Iowa golfers talk curving the golf ball on demand.
By Rod Engblom
The game of golf isn’t as easy as it seems, and it doesn’t seem easy.
Along with learning how to swing the clubs, the golfer must learn how to control the golf ball, which is often called shaping a shot.
In golf, there are three terms used for the flight path of the golf ball: straight, fade, and draw.
The straight ball, as it sounds, is a shot hit dead straight, a fade is a shot that curves to the right for a right-handed golfer and left for a left-handed golfer.
A draw is the opposite, in which the ball curves to the left for a right-handed golfer and curves to the right for a left-handed golfer.
The terms slice and hook are also used but are used to describe a miss-hit of the ball, with a slice being a very large fade and a hook being a very large draw.
When shaping a shot, the golfer assesses his options depending on the hole and the factors that are at play on that in particular hole, such as the shape of the hole and wind speed.
“If there’s water up the right side, and I want to take that out of play, then I’ll hit a cut,” Hawkeye junior Raymond Knoll said. “You start it off left, and you know it’s just going cut towards the middle of the green as opposed to hitting a big draw and starting it over the water, because if you start it over the water and it doesn’t draw, then it’s going in the water, and no one wants that.”
Typically, players only shape shots when they have to, and they normally try to hit the ball on relatively straight.

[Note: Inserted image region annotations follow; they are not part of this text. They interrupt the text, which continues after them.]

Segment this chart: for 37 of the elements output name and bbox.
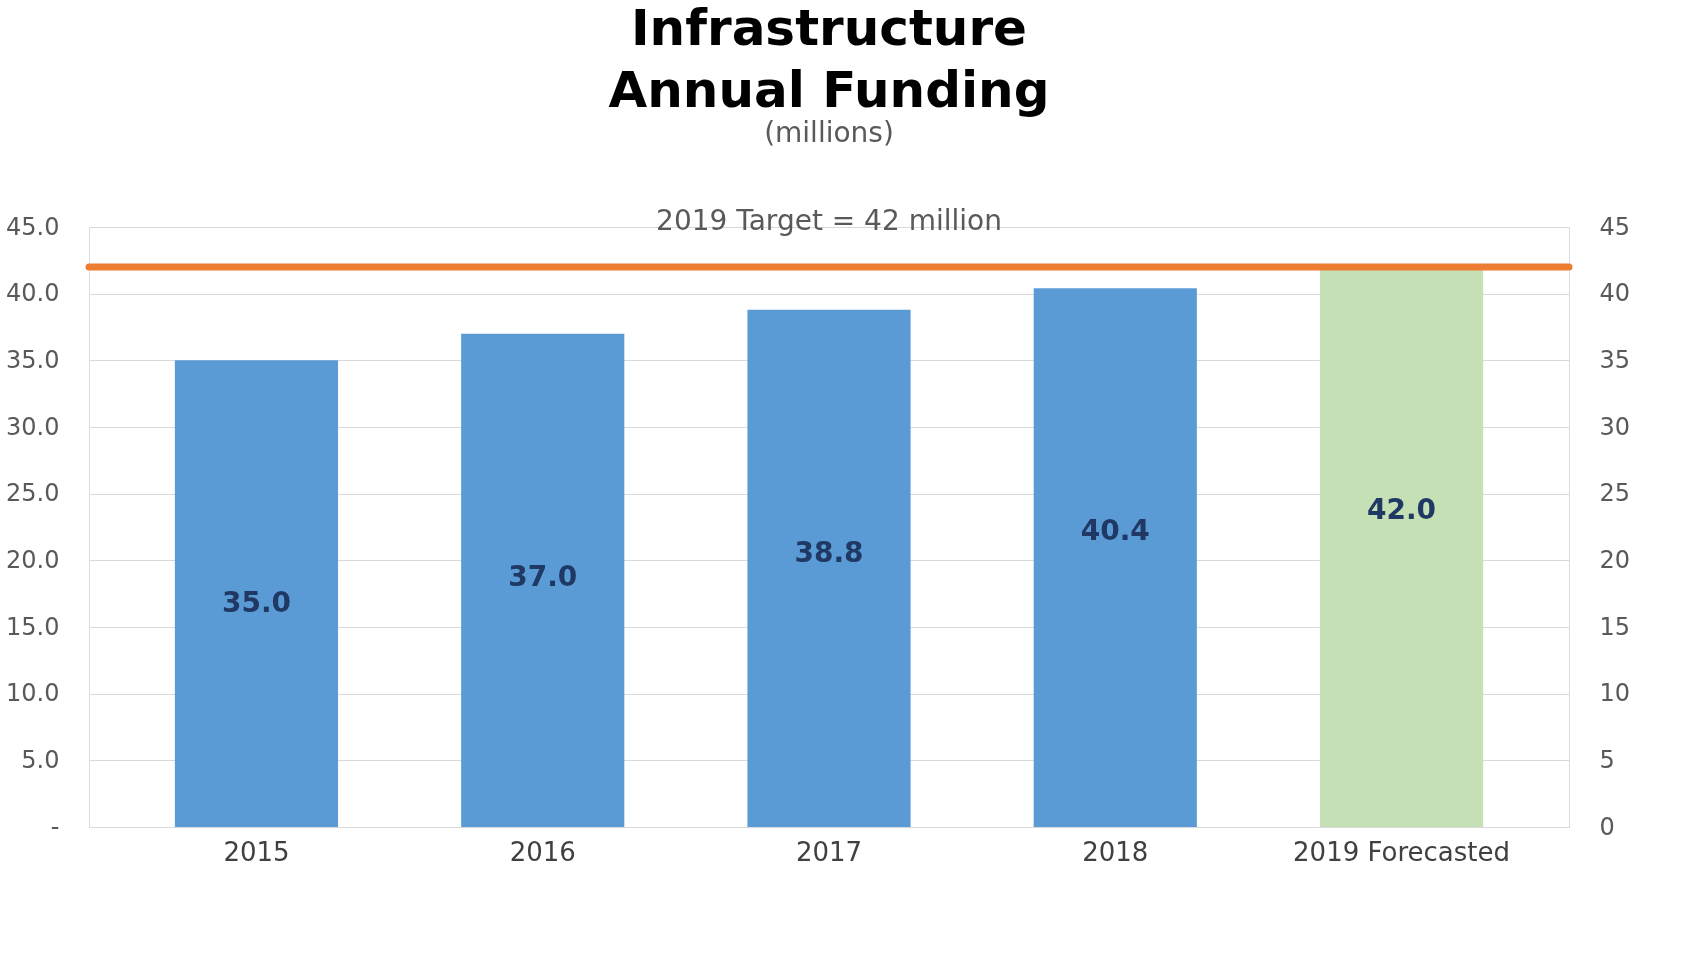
bar <box>1033 288 1197 827</box>
y2-tick-label: 20 <box>1599 545 1631 574</box>
y-tick-label: 35.0 <box>6 345 60 374</box>
y2-tick-label: 30 <box>1599 412 1631 441</box>
data-label: 37.0 <box>508 559 578 593</box>
data-label: 40.4 <box>1080 514 1150 548</box>
data-label: 38.8 <box>794 535 864 569</box>
y-tick-label: 40.0 <box>6 279 60 308</box>
y-tick-label: 30.0 <box>6 412 60 441</box>
x-tick-label: 2015 <box>223 836 290 867</box>
y-tick-label: 10.0 <box>6 679 60 708</box>
data-label: 35.0 <box>221 586 292 620</box>
ref-line-label: 2019 Target = 42 million <box>656 204 1002 237</box>
y2-tick-label: 40 <box>1599 279 1631 308</box>
y2-tick-label: 25 <box>1599 479 1631 508</box>
y2-tick-label: 15 <box>1599 612 1631 641</box>
x-tick-label: 2019 Forecasted <box>1293 836 1511 867</box>
bar <box>174 360 339 827</box>
x-tick-label: 2018 <box>1082 836 1149 867</box>
y-tick-label: - <box>50 812 60 841</box>
y-tick-label: 45.0 <box>6 212 60 241</box>
bar <box>461 333 625 827</box>
y2-tick-label: 0 <box>1599 812 1615 841</box>
y-tick-label: 15.0 <box>6 612 60 641</box>
y-tick-label: 25.0 <box>6 479 60 508</box>
chart-title: Infrastructure Annual Funding <box>608 0 1050 119</box>
y2-tick-label: 45 <box>1599 212 1631 241</box>
x-tick-label: 2016 <box>509 836 576 867</box>
data-label: 42.0 <box>1366 493 1437 526</box>
y-tick-label: 5.0 <box>21 745 60 774</box>
y2-tick-label: 35 <box>1599 345 1631 374</box>
chart-subtitle: (millions) <box>764 116 894 149</box>
x-tick-label: 2017 <box>795 836 863 867</box>
bar <box>747 309 911 827</box>
y-tick-label: 20.0 <box>6 545 60 574</box>
y2-tick-label: 10 <box>1599 679 1631 708</box>
y2-tick-label: 5 <box>1599 745 1615 774</box>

But every player has a unique ball flight, which usually forms naturally. Some players play a draw, others play a fade.
“I’m a natural cutter of the golf ball,” said Hawk senior Nate Yanchovich. “I have to work harder if I want to work the ball right to left. If I just take a normal swing with the swing work that I’ve done over the past few years and even when I was younger, the ball just tends to go left to right.”

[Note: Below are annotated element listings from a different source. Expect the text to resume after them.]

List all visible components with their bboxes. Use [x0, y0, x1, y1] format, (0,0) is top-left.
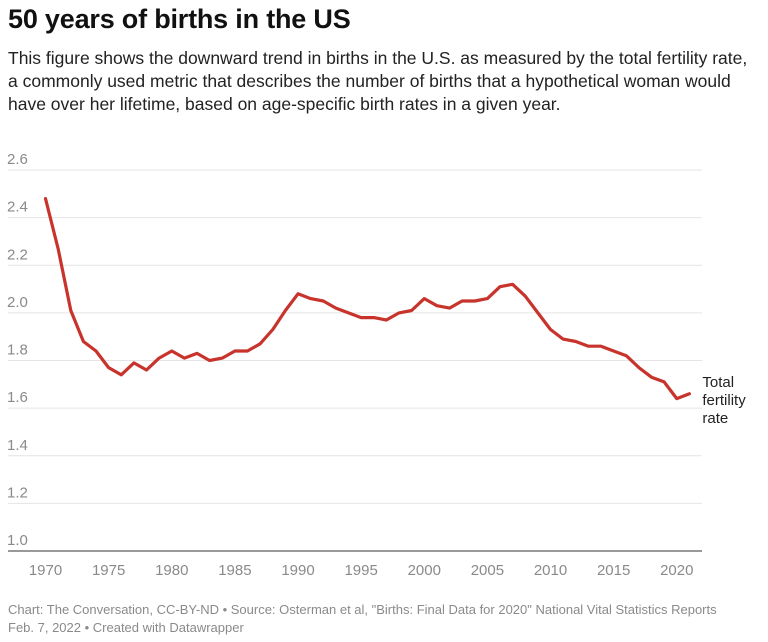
gridlines — [8, 169, 702, 504]
series-label-group: Total fertility rate — [702, 374, 746, 427]
series-group — [43, 196, 692, 401]
x-tick-label: 1980 — [155, 562, 188, 579]
y-tick-label: 2.2 — [7, 246, 28, 263]
y-tick-label: 2.0 — [7, 294, 28, 311]
y-tick-label: 2.6 — [7, 151, 28, 168]
line-chart: 1.0 1.2 1.4 1.6 1.8 2.0 2.2 2.4 2.6 1970 1975 1980… — [7, 151, 746, 579]
x-tick-label: 1995 — [344, 562, 377, 579]
x-tick-label: 2010 — [534, 562, 567, 579]
y-tick-label: 1.8 — [7, 342, 28, 359]
y-tick-labels: 1.0 1.2 1.4 1.6 1.8 2.0 2.2 2.4 2.6 — [7, 151, 28, 549]
series-line — [43, 196, 692, 401]
y-tick-label: 1.4 — [7, 437, 28, 454]
series-label-line: Total — [702, 374, 734, 391]
footer-credit: Feb. 7, 2022 • Created with Datawrapper — [8, 620, 244, 635]
footer-source: Chart: The Conversation, CC-BY-ND • Sour… — [8, 602, 717, 617]
y-tick-label: 1.6 — [7, 389, 28, 406]
chart-footer: Chart: The Conversation, CC-BY-ND • Sour… — [8, 601, 763, 637]
x-tick-label: 2005 — [471, 562, 504, 579]
x-tick-label: 1990 — [281, 562, 314, 579]
series-label-line: rate — [702, 410, 728, 427]
series-label-line: fertility — [702, 392, 746, 409]
x-tick-label: 1975 — [92, 562, 125, 579]
x-tick-label: 1985 — [218, 562, 251, 579]
x-tick-label: 2015 — [597, 562, 630, 579]
chart-description: This figure shows the downward trend in … — [8, 48, 748, 114]
x-tick-labels: 1970 1975 1980 1985 1990 1995 2000 2005 2010 2015… — [29, 562, 694, 579]
y-tick-label: 1.2 — [7, 484, 28, 501]
series-label: Total fertility rate — [702, 374, 746, 427]
y-tick-label: 1.0 — [7, 532, 28, 549]
x-tick-label: 1970 — [29, 562, 62, 579]
x-tick-label: 2020 — [660, 562, 693, 579]
x-tick-label: 2000 — [408, 562, 441, 579]
chart-title: 50 years of births in the US — [8, 4, 351, 34]
y-tick-label: 2.4 — [7, 199, 28, 216]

Although Yanchovich naturally plays a cut shot, which is another term for a fade, he is still able to play a draw the ball when he has to.
Iowa junior Carson Schaake has worked on his game so that he could do something similar to Yanchovich but with a cut instead of his natural draw.
“I hit cut drivers, it’s one of my go-to shots that I feel comfortable with,” he said. “It’s a shot that you can trust and know.”
In the end, the game is about consistency, and that is what led Schaake to tie for first in last year’s Big Ten Championship.
“Hole 18, probably most difficult hole we will play ever in college golf,” Schaake said. “A lot of guys don’t hit driver, and [Illinois golfer] Nick Hardy, who I was tied with going into that hit an iron off the tee, and I just hit a cut driver just because I knew where the ball was going.”